Parents, often feel overwhelmed by trying to serve healthy meals for their children.
However one of the best things you can do for your children’s eyes is to serve a balanced diet high in fruits and vegetables, but also low in saturated fats and sugar.
Many food groups contain various vitamins, minerals, and nutrients that help preserve their eyes. Vitamins A, C, and E form a fitting acronym (ACE) when it comes to vision.
Health Benefits of Eggs
An eye-healthy breakfast starts with eggs. Egg yolks contain lutein, an antioxidant that fortifies the retina and neutralizes harmful free radicals in eye cells. A diet rich in lutein helps prevent age-related macular degeneration, one of the leading causes of vision loss for adults 55 and older. Lutein from eggs is more readily absorbed by the body than lutein from fruits and vegetables, so crack an egg each morning for the kids. For optimum lutein absorption, use coconut oil or olive oil to grease your pan.
Health Benefits of Almonds and other nuts
Vitamin E is another essential vitamin for eye health, and almonds, pistachios and walnuts contain significant levels of Vitamin E, which also acts as an antioxidant that helps preserve your kid’s eyesight. Just one handful of almonds has half the recommended dietary allowance of vitamin E, and sliced or chopped almonds add a pleasant texture to an ordinary cup of yogurt or boring bowl of cereal.
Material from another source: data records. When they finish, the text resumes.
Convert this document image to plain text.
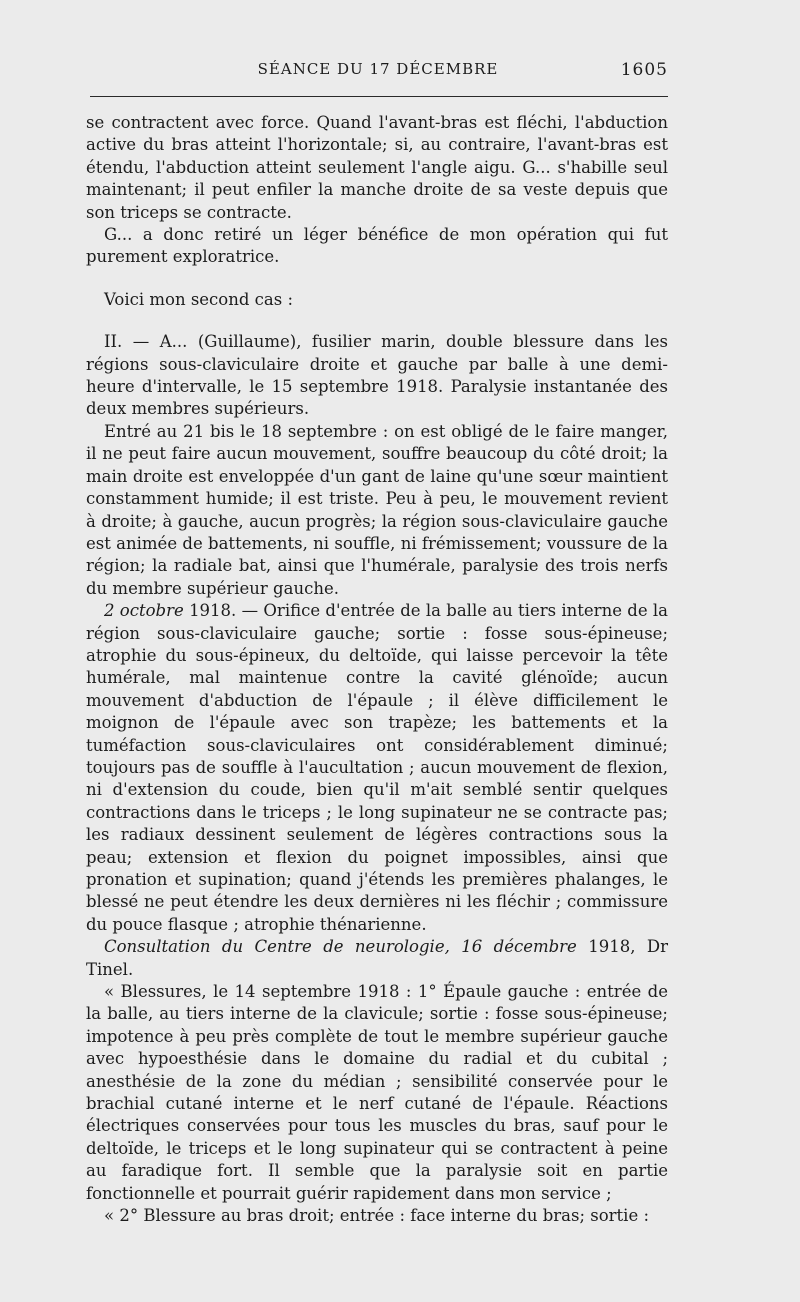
SÉANCE DU 17 DÉCEMBRE	1605

se contractent avec force. Quand l'avant-bras est fléchi, l'abduction active du bras atteint l'horizontale; si, au contraire, l'avant-bras est étendu, l'abduction atteint seulement l'angle aigu. G... s'habille seul maintenant; il peut enfiler la manche droite de sa veste depuis que son triceps se contracte.

G... a donc retiré un léger bénéfice de mon opération qui fut purement exploratrice.

Voici mon second cas :

II. — A... (Guillaume), fusilier marin, double blessure dans les régions sous-claviculaire droite et gauche par balle à une demi-heure d'intervalle, le 15 septembre 1918. Paralysie instantanée des deux membres supérieurs.

Entré au 21 bis le 18 septembre : on est obligé de le faire manger, il ne peut faire aucun mouvement, souffre beaucoup du côté droit; la main droite est enveloppée d'un gant de laine qu'une sœur maintient constamment humide; il est triste. Peu à peu, le mouvement revient à droite; à gauche, aucun progrès; la région sous-claviculaire gauche est animée de battements, ni souffle, ni frémissement; voussure de la région; la radiale bat, ainsi que l'humérale, paralysie des trois nerfs du membre supérieur gauche.

2 octobre 1918. — Orifice d'entrée de la balle au tiers interne de la région sous-claviculaire gauche; sortie : fosse sous-épineuse; atrophie du sous-épineux, du deltoïde, qui laisse percevoir la tête humérale, mal maintenue contre la cavité glénoïde; aucun mouvement d'abduction de l'épaule ; il élève difficilement le moignon de l'épaule avec son trapèze; les battements et la tuméfaction sous-claviculaires ont considérablement diminué; toujours pas de souffle à l'aucultation ; aucun mouvement de flexion, ni d'extension du coude, bien qu'il m'ait semblé sentir quelques contractions dans le triceps ; le long supinateur ne se contracte pas; les radiaux dessinent seulement de légères contractions sous la peau; extension et flexion du poignet impossibles, ainsi que pronation et supination; quand j'étends les premières phalanges, le blessé ne peut étendre les deux dernières ni les fléchir ; commissure du pouce flasque ; atrophie thénarienne.

Consultation du Centre de neurologie, 16 décembre 1918, Dr Tinel.

« Blessures, le 14 septembre 1918 : 1° Épaule gauche : entrée de la balle, au tiers interne de la clavicule; sortie : fosse sous-épineuse; impotence à peu près complète de tout le membre supérieur gauche avec hypoesthésie dans le domaine du radial et du cubital ; anesthésie de la zone du médian ; sensibilité conservée pour le brachial cutané interne et le nerf cutané de l'épaule. Réactions électriques conservées pour tous les muscles du bras, sauf pour le deltoïde, le triceps et le long supinateur qui se contractent à peine au faradique fort. Il semble que la paralysie soit en partie fonctionnelle et pourrait guérir rapidement dans mon service ;

« 2° Blessure au bras droit; entrée : face interne du bras; sortie :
For an extra antioxidant boost, toss some blueberries on top.
Color and Crunch for Lunch
Kids love foods that have a hearty crunch, and most vegetables and fruits fit into this category. Carrots, orange and yellow bell peppers and sweet potato chips are just a few crunchy items you can add to your children’s lunchbox. Orange and yellow vegetables are full of beta-carotene, an essential antioxidant that is necessary for healthy skin and eyes. Vitamin C is also an eye-friendly antioxidant. A diet rich in vitamin C prevents cataracts, a disease that progressively degenerates the eye lens. Much of the damage that causes cataracts is from sun damage that occurs during childhood and young adulthood, so kids need lots of vitamin C. Pack kiwi, strawberries, citrus fruits and broccoli to counteract free radicals in UV rays and environmental toxins.
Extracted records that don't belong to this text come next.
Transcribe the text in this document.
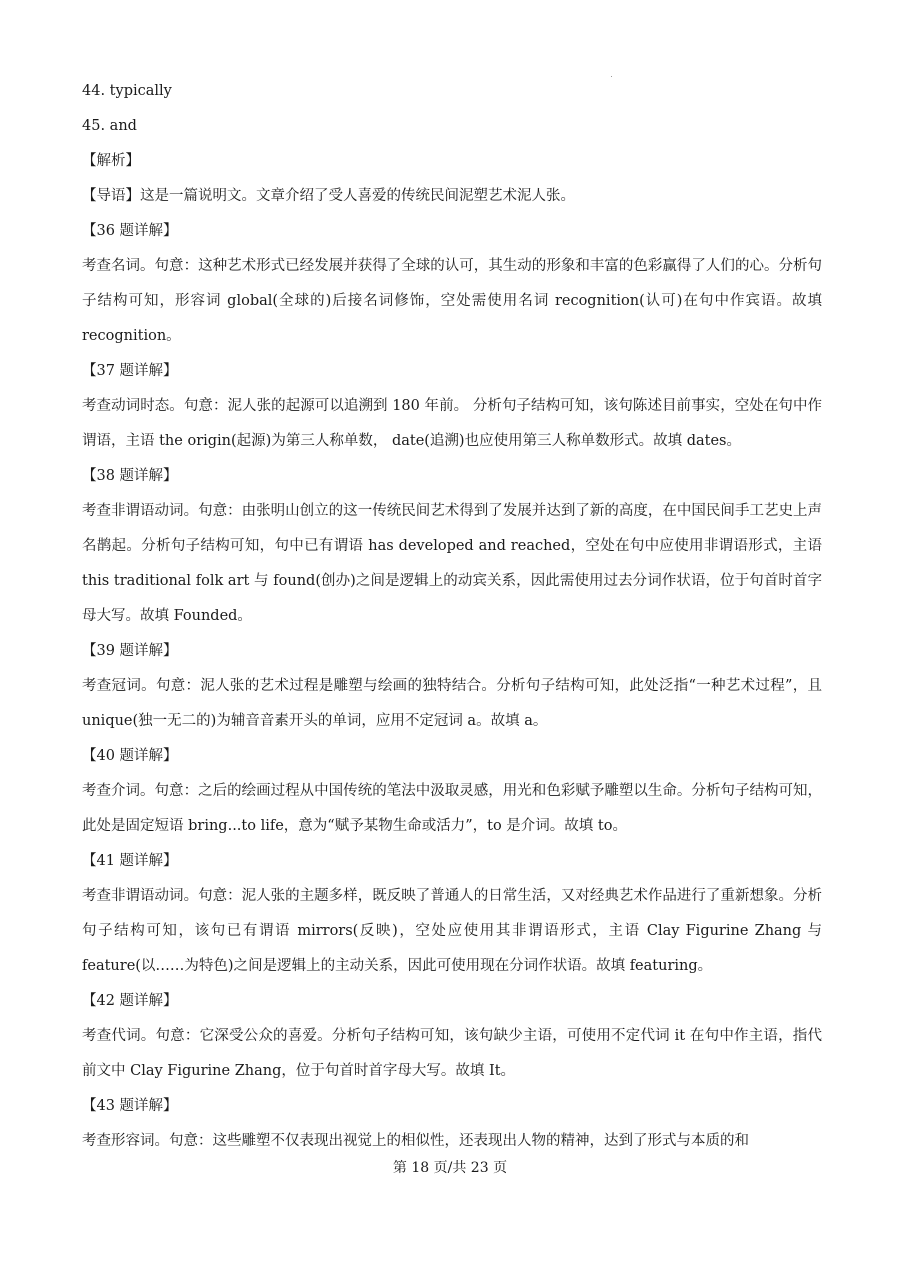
44. typically
45. and
【解析】
【导语】这是一篇说明文。文章介绍了受人喜爱的传统民间泥塑艺术泥人张。
【36 题详解】
考查名词。句意：这种艺术形式已经发展并获得了全球的认可，其生动的形象和丰富的色彩赢得了人们的心。分析句子结构可知，形容词 global(全球的)后接名词修饰，空处需使用名词 recognition(认可)在句中作宾语。故填 recognition。
【37 题详解】
考查动词时态。句意：泥人张的起源可以追溯到 180 年前。 分析句子结构可知，该句陈述目前事实，空处在句中作谓语，主语 the origin(起源)为第三人称单数， date(追溯)也应使用第三人称单数形式。故填 dates。
【38 题详解】
考查非谓语动词。句意：由张明山创立的这一传统民间艺术得到了发展并达到了新的高度，在中国民间手工艺史上声名鹊起。分析句子结构可知，句中已有谓语 has developed and reached，空处在句中应使用非谓语形式，主语 this traditional folk art 与 found(创办)之间是逻辑上的动宾关系，因此需使用过去分词作状语，位于句首时首字母大写。故填 Founded。
【39 题详解】
考查冠词。句意：泥人张的艺术过程是雕塑与绘画的独特结合。分析句子结构可知，此处泛指“一种艺术过程”，且 unique(独一无二的)为辅音音素开头的单词，应用不定冠词 a。故填 a。
【40 题详解】
考查介词。句意：之后的绘画过程从中国传统的笔法中汲取灵感，用光和色彩赋予雕塑以生命。分析句子结构可知，此处是固定短语 bring...to life，意为“赋予某物生命或活力”，to 是介词。故填 to。
【41 题详解】
考查非谓语动词。句意：泥人张的主题多样，既反映了普通人的日常生活，又对经典艺术作品进行了重新想象。分析句子结构可知，该句已有谓语 mirrors(反映)，空处应使用其非谓语形式，主语 Clay Figurine Zhang 与 feature(以……为特色)之间是逻辑上的主动关系，因此可使用现在分词作状语。故填 featuring。
【42 题详解】
考查代词。句意：它深受公众的喜爱。分析句子结构可知，该句缺少主语，可使用不定代词 it 在句中作主语，指代前文中 Clay Figurine Zhang，位于句首时首字母大写。故填 It。
【43 题详解】
考查形容词。句意：这些雕塑不仅表现出视觉上的相似性，还表现出人物的精神，达到了形式与本质的和
第 18 页/共 23 页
These fruits are rich in vitamin C which can strengthen your kid’s immune system, increasing their resistance to eye infections and other diseases.
Go Green for Dinner
Dark, leafy greens are full of vitamin A that protects the cornea, the transparent dome on the surface of the eyes. Salad may not be your children’s first choice for dinner, but you have endless possibilities when it comes to fresh produce. Top your leafy greens with fresh vegetables, dried fruit, nuts, seeds, cheese, grilled chicken, roasted salmon and baked fish, and dress your salad with eye-nourishing olive oil with a splash of balsamic vinegar. Try to eat leafy greens raw because the cooking process decreases their nutritional value.
Eating a variety of leafy greens like spinach, kale, Swiss chard, arugula and red leaf lettuce keeps the eyes lubricated and prevents dry eye. Children can develop dry eye, especially during winter months, and it can be distracting and painful. Dinner salads are a smart way to introduce children to new foods because ingredients are cut into small pieces, so get creative and have fun.
Here’s a rundown healthy foods you should be eating – at least three per week from each group.
Along with getting the most from what you eat, you can protect the health of your child’s eyes by getting an eye exam every year. Combining good nutrition with yearly checkups will increase your defense against serious health conditions in the future.